An interesting commentary on the current situation by Tony Judt, author of "Postwar":
….. SoEurope 's leaders today scuttle into austerity to appease "the markets."
But "the market"—like "dialectical materialism"—is just an abstraction: at once ultra-rational (its argument trumps all) and the acme of unreason (it is not open to question). It has its true believers—mediocre thinkers by contrast with the founding fathers, but influential withal; its fellow travellers – who may privately doubt the claims of the dogma but see no alternative to preaching it; and its victims, many of whom in the United States especially have dutifully swallowed their pill and proclaim the virtues of a doctrine whose benefits they will never see.

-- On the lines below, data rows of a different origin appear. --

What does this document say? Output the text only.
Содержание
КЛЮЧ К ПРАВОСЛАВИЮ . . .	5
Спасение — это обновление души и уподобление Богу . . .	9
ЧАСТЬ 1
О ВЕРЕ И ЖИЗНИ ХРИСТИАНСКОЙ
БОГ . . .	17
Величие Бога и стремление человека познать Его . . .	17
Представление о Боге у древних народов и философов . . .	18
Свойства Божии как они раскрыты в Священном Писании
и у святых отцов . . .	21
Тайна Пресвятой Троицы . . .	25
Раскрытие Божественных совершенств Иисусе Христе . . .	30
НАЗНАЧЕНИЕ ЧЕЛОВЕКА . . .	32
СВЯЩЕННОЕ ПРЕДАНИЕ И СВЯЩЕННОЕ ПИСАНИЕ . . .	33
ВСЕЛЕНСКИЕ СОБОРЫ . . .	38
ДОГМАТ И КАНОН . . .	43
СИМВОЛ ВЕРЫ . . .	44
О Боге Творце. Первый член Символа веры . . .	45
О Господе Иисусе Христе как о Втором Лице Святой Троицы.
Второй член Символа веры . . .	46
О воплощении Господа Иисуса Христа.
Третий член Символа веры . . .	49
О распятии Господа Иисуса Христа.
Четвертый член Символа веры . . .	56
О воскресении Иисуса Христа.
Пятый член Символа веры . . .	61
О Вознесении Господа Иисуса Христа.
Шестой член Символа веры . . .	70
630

Above all, the thrall in which an ideology holds a people is measured by their collective inability to imagine alternatives. We know perfectly well that untrammelled faith in unregulated markets kills: the rigid application of what was recently the "consensus" in vulnerable developing countries—with its emphasis on tight fiscal policy, privatization, low tariffs, and deregulation – has destroyed millions of livelihoods. Meanwhile, the stringent "commercial terms" on which vital pharmaceuticals are made available has drastically reduced life expectancy in many places. But in Margaret Thatcher's deathless phrase, "there is no alternative." Washington
It was in just such terms that communism was presented to its beneficiaries following World War II; and it was because History afforded no apparent alternative to a Communist future that so many of Stalin's foreign admirers were swept into intellectual captivity. But when [Czeslaw] Milosz published The Captive Mind [in 1953], Western intellectuals were still debating among genuinely competitive social models—whether social democratic, social market, or regulated market variants of liberal capitalism. Today, despite the odd Keynesian protest from below the salt, a consensus reigns.